Le dejaron todo, archivo incluido, a Luis Grippa.

En uno de esos penúltimos días de Luz y Sombra, Grippa recibió una llamada urgente. Había una inundación en el estudio. El área de fotos estaba arruinada. Al ingresar al almacén las noticias eran peores. Las cajas que contenían negativos y ampliaciones de más de 20 años de trabajo estaban empapadas. Solo logró rescatar lo que él considera el 70% del archivo.

Grippa dejó de ir a Luz y Sombra. Hacía fotos en su casa. Ahí retocaba los retratos del ‘Chato’ Grados, que confiaba su vitiligo solo a él. El estudio murió.
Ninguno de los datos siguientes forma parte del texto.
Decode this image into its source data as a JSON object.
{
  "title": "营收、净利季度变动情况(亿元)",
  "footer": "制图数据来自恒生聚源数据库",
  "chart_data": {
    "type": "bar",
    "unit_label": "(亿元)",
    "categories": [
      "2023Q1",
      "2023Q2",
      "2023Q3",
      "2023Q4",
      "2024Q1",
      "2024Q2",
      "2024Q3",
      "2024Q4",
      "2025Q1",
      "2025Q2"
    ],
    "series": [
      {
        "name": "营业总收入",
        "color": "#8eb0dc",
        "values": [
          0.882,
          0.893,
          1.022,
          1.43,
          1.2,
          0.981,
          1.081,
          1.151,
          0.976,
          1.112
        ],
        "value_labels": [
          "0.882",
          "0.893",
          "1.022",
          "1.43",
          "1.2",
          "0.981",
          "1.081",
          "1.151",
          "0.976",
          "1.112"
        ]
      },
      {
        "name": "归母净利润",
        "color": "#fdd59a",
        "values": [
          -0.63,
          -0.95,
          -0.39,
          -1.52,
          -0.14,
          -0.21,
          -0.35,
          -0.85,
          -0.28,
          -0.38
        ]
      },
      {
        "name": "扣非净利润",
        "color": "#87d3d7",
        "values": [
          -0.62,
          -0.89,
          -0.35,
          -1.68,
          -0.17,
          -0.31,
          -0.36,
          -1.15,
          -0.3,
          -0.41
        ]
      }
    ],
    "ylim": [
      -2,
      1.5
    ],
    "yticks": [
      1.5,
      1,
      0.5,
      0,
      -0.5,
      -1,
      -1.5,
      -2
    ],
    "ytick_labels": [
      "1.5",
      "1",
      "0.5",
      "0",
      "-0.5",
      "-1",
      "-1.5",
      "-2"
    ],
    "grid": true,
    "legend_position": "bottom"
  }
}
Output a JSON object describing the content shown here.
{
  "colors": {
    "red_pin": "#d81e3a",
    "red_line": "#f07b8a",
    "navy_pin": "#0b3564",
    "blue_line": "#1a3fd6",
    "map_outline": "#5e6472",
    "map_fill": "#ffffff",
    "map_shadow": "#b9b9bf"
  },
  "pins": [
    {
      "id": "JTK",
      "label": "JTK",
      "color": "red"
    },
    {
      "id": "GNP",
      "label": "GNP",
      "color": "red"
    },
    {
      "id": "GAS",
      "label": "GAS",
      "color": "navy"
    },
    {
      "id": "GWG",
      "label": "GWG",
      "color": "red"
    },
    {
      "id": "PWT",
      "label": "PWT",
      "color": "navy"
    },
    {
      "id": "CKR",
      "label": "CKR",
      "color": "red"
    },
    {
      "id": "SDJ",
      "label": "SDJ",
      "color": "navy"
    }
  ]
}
Un grupo religioso compró el cine Tauro, con la idea de hacer un centro de hospedaje pastoral donde estaba el estudio. La palabra del Señor fue la profi laxis espiritual ahí donde el sexo –del suave y del duro– había reinado con anterioridad.

Grippa le mostró hace poco lo único que pudo rescatar del estudio a su amigo y colega Pocho Cáceres. Este se volvió loco. Cáceres sabía que –salvando la distancia entre el Gigante de Paruro y Petipán’– las placas de Martín Chambi las había encontrado de casualidad el becario norteamericano de la Fulbright
Edward Ranney. ¡Tienes un tesoro!, díjole el colega. Una joya, un legado húmedo, una antorcha apagada que reposa dentro de una maleta ploma que ha sido llamada cochinada mil veces. Ahora todo el mundo cree ser fotógrafo, dice Grippa sin resentimientos.

(1) Con ese nombre artístico, Homero ganó el premio Revelación del Festival de Sullana, en 1973, por el tema “Un pañuelo y una flor”.